The hakeem arched a skeptical eyebrow.
“He doesn’t have it,” Corben interjected. “He gave it to Evelyn Bishop’s daughter. She’s probably being escorted to our embassy by now.”
The hakeem brooded over the information, then shrugged. “I suppose it doesn’t matter. It didn’t contain the formula anyway, did it? I mean, you said so yourself. And there was no reason for you to lie.” He scrutinized Kirkwood, then added, “Not to Miss Bishop. You wouldn’t lie to her, now, would you?
Kirkwood felt his blood turn to ice. He realized the hakeem must have been listening in. His mind raced to remember exactly what he had said in that room.
“And yet, you still rushed here,” the hakeem continued. “To speak with this man.” He aimed an elegant finger at his seated victim. “What were you hoping to find out from him?”
Kirkwood stayed quiet.
“Perhaps you were hoping to find out what happened to your ancestor? And, with a bit of luck, find out what he discovered?” The hakeem moved to the window and stared out. “Fascinating man, your ancestor. A man of many talents. And many names,” he mocked. “Sebastian Guerreiro. The Marquis of Montferrat. The Comte de St. Germain. Sebastian Botelho. And those are just the ones we know about. But then, I suppose, he lived a very full life, didn’t he?”
Each of the names dropped into Kirkwood’s stomach like a pallet of bricks. There was no point in dissembling. The man was clearly well-informed. “How do you know all this?”
“Well, if you know anything about your ancestor,” the hakeem replied haughtily, “you’re bound to have across a mention of one of mine. Perhaps the name rings a bell. Raimondo di Sangro?”
The bricks had just turned to acid.
Kirkwood knew the name well.
The hakeem edged right up to Kirkwood, his eyes brimming with grim interest. “Brings a whole new meaning to the term full circle, don’t you think?”
His expression grew more serious. “I’ll save us all some time. As I said, our gracious host and I”—the hakeem nodded dismissively at the mokhtar —“were having a lovely little chat just now. And if anything, it confirmed to me that generational memories run deep in remote places like this.” He pointed to the walls of the room.

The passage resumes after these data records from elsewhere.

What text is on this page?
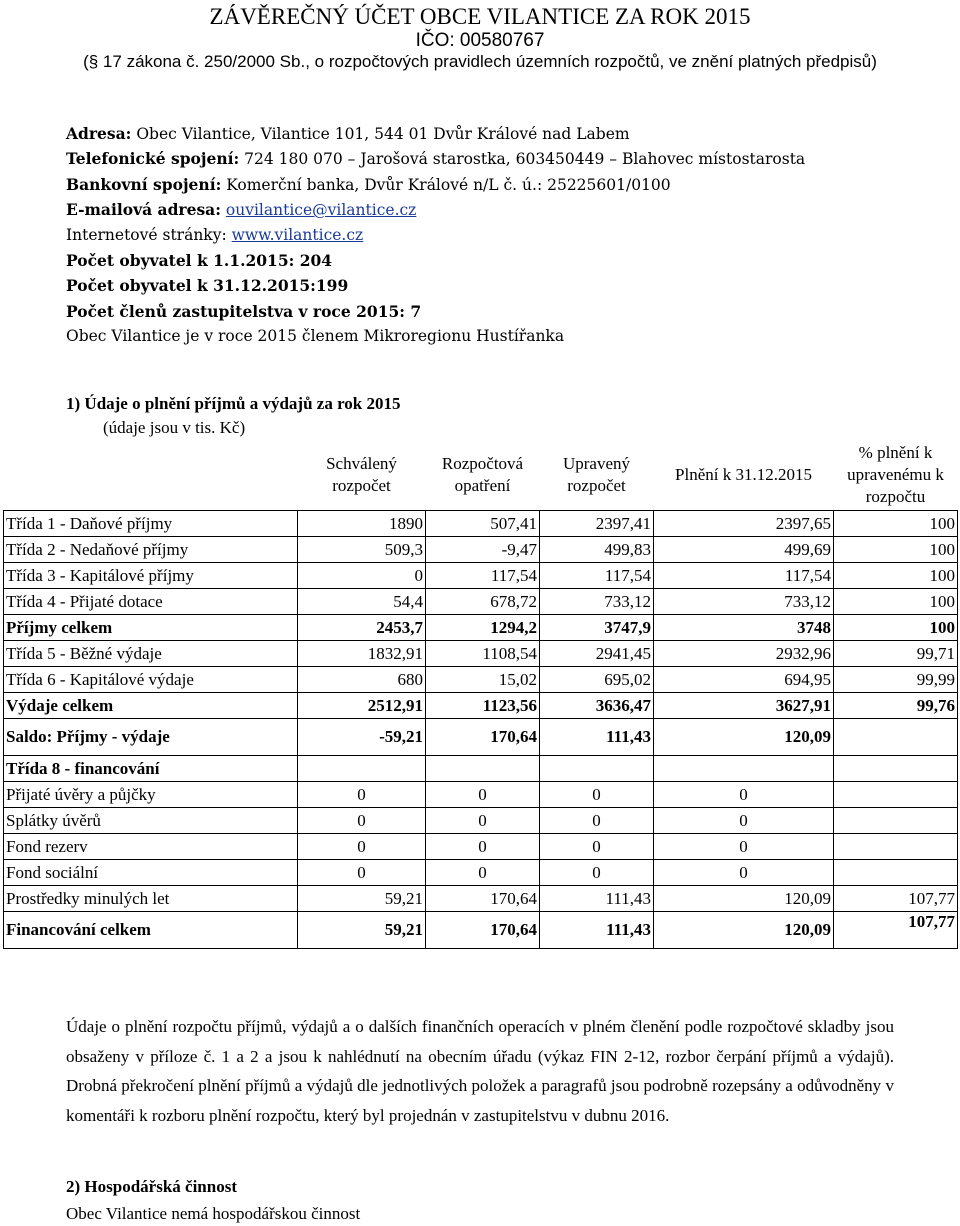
ZÁVĚREČNÝ ÚČET OBCE VILANTICE ZA ROK 2015
IČO: 00580767
(§ 17 zákona č. 250/2000 Sb., o rozpočtových pravidlech územních rozpočtů, ve znění platných předpisů)
Adresa: Obec Vilantice, Vilantice 101, 544 01 Dvůr Králové nad Labem
Telefonické spojení: 724 180 070 – Jarošová starostka, 603450449 – Blahovec místostarosta
Bankovní spojení: Komerční banka, Dvůr Králové n/L č. ú.: 25225601/0100
E-mailová adresa: ouvilantice@vilantice.cz
Internetové stránky: www.vilantice.cz
Počet obyvatel k 1.1.2015: 204
Počet obyvatel k 31.12.2015:199
Počet členů zastupitelstva v roce 2015: 7
Obec Vilantice je v roce 2015 členem Mikroregionu Hustířanka
1) Údaje o plnění příjmů a výdajů za rok 2015
(údaje jsou v tis. Kč)
	Schválený rozpočet	Rozpočtová opatření	Upravený rozpočet	Plnění k 31.12.2015	% plnění k upravenému k rozpočtu
Třída 1 - Daňové příjmy	1890	507,41	2397,41	2397,65	100
Třída 2 - Nedaňové příjmy	509,3	-9,47	499,83	499,69	100
Třída 3 - Kapitálové příjmy	0	117,54	117,54	117,54	100
Třída 4 - Přijaté dotace	54,4	678,72	733,12	733,12	100
Příjmy celkem	2453,7	1294,2	3747,9	3748	100
Třída 5 - Běžné výdaje	1832,91	1108,54	2941,45	2932,96	99,71
Třída 6 - Kapitálové výdaje	680	15,02	695,02	694,95	99,99
Výdaje celkem	2512,91	1123,56	3636,47	3627,91	99,76
Saldo: Příjmy - výdaje	-59,21	170,64	111,43	120,09	
Třída 8 - financování					
Přijaté úvěry a půjčky	0	0	0	0	
Splátky úvěrů	0	0	0	0	
Fond rezerv	0	0	0	0	
Fond sociální	0	0	0	0	
Prostředky minulých let	59,21	170,64	111,43	120,09	107,77
Financování celkem	59,21	170,64	111,43	120,09	107,77
Údaje o plnění rozpočtu příjmů, výdajů a o dalších finančních operacích v plném členění podle rozpočtové skladby jsou obsaženy v příloze č. 1 a 2 a jsou k nahlédnutí na obecním úřadu (výkaz FIN 2-12, rozbor čerpání příjmů a výdajů). Drobná překročení plnění příjmů a výdajů dle jednotlivých položek a paragrafů jsou podrobně rozepsány a odůvodněny v komentáři k rozboru plnění rozpočtu, který byl projednán v zastupitelstvu v dubnu 2016.
2) Hospodářská činnost
Obec Vilantice nemá hospodářskou činnost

Kirkwood looked around the room and saw what he meant. Faded portraits of the mokhtar’s ancestors loomed down from behind weathered glass. They held a place of honor on the main wall of the room.
“People don’t have video games and cable television to keep them entertained,” the hakeem went on. “Instead, they gather around fireplaces and tell each other stories, passing on their life experiences. And the Yazidis, in particular, have a phenomenally strong oral tradition, one that was perhaps founded by necessity, given that their most sacred writings are gone.” The Yazidis’ holy book, the Mashaf Rash—the Black Book — was long lost. The common belief among them was that it was taken by the British, and that it was currently sequestered in a museum somewhere in England. In its stead, they had a tradition of talkers, who could recite the entire lost book from memory. “And it seems that this dear man’s grandfather once told him about a man who came down from the mountain, a sheikh no less. The man was delirious with a horrible fever — typhoid or cholera would be my guess — and in his final hours, he spoke in many different languages, languages they’d never heard. He created something of a stir, which is understandable.”
“He died here?” Kirkwood asked.
“So it would seem,” the hakeem confirmed sardonically. “We were about to go out and have a look at his grave. You want to see it?”